L'épisode napoléonien, aspects intérieurs, 1799-1815, épisode I

Le schéma napoléonien de l' Etat et de la société

1) Le régime

  N'hésitons pas, à propos du Dix-huit Brumaire et de la Constitution de l'an VIII, à privilégier - nous n'en ferons point coutume - l'évènement politique et le texte juridique. Contrairement à ce qu'une opinion moyenne, réellement lasse, et nécessairement mal informée 1, pouvait penser le 19 brumaire an VIII, ou le 20, le coup d’État du général Bonaparte ne ressemblait pas aux coups d' Etat précédents. On pourrait même, de préférence, le classer dans la catégorie des évènement qui grossissent avec le recul. On peut, certes, contester la validité de la césure. Après tout, l' Empire héréditaire était déjà proclamé que les mots de "République française" continuaient à avoir cours dans le langage officiel. Et il est à la fois aisé et instructif de relever les points importants sur lesquels le Premier Consul a pris tout naturellement la suite des méthodes et de la politique des Directeurs qu'il avait cependant renversés. De Thermidor an II à mai 1804, il est bien vrai aussi que c'est la même société de bénéficiaires de la Révolution qui, par retouches successives, précise les conditions de sa survie politique et les garanties de sa domination sociale. 2 Mais, tout de même! Témoins de l'évolution des institutions et des mœurs politiques dans les pays capitalistes du XXe siècle, nous sommes nécessairement sensibles au phénomène de la personnalisation du pouvoir et de la crise des institutions parlementaires. Nous sommes par la suite tentés de relire avec plus d'attention l'histoire des assemblées et de leur asphyxie, distante de quelques années de leur omnipotence ; l'histoire aussi de ce "soldat, fils de la Révolution", ainsi que Bonaparte se qualifiait lui-même, devenu par un coup de force heureux un souverain d'un genre particulier, monarque de fait bien avant que de droit.

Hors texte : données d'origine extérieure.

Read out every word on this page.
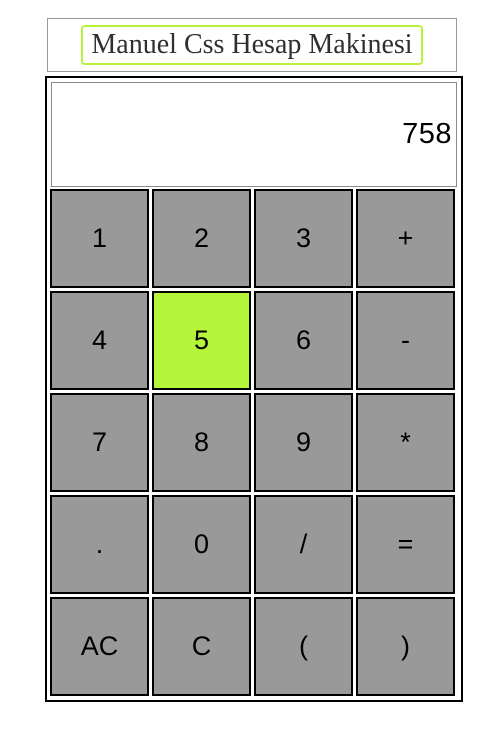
Manuel Css Hesap Makinesi
758
1	2	3	+
4	5	6	-
7	8	9	*
.	0	/	=
AC	C	(	)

Proclamation de Bonaparte, 19 brumaire an VIII. © Centre historique des Archives nationales - Atelier de photographie

Si important qu'ait été ce changement de régime, dont tout le sens n'est malgré tout apparu qu'à l'usage, plus importante encore est la signification que Bonaparte lui-même a attribuée à son propre avènement politique : celle d'une clôture de la Révolution, d'un retour à l'ordre et à la stabilité, d'un fil conducteur de l' histoire de la France renouée avec les débuts de la Révolution, et rien qu'avec eux. Il n'y a donc pas de doute sur l'interprétation qu'il convient de donner au rôle historique de Napoléon Bonaparte. Pour le reste du monde, bien sûr, il demeure le redoutable propagateur de la Révolution, ou l'admirable instrument de la raison gouvernant le monde, du progrès de l'esprit dans sa longue "explication avec le temps", Hegel [philosophe allemand du 19ème siècle, 1770-1831]. Mais en France? Avec Brumaire est venu le temps du filtrage, de la décantation. Bonaparte est lié à la Révolution, certes, par tout ce qui paraît d'ores et déjà appartenir à l'irréversible : égalité civile, destruction de la féodalité, ruine de la situation privilégiée de l' Eglise catholique. Quand au reste, usage des libertés, forme des institutions politiques, il y a eu depuis 1789 une telle instabilité, tant de contradictions entre les grands principes et la pratique des gouvernements, une incertitude si persistante sur l'issue de la guerre et sur l'unité de la nation, que le champ reste libre pour un homme fort qui, à condition de préserver les conquêtes essentielles de la Révolution, innoverait en matière de gouvernement et refuserait de s'embarrasser de scrupules. En réalisant l'ancrage de la France aux rivages dont les modérés de la Constituante avaient refusé de s'écarter, Bonaparte accomplit en somme après coup cette "révolution par en haut" dont l'ancienne monarchie n'avait pas été capable. Mais la contrepartie politique en est un certain nombre d'amputations de l'héritage immédiat de la Révolution, de retours en arrière et d'emprunts déconcertants à l' Ancien Régime. En quelque sorte, ce sont le dynamisme de Bonaparte et la rigueur de son administration qui viennent rajeunir une expérience de despotisme éclairé tardive et, dans le cadre de l' Europe occidentale, déjà quelque peu périmée.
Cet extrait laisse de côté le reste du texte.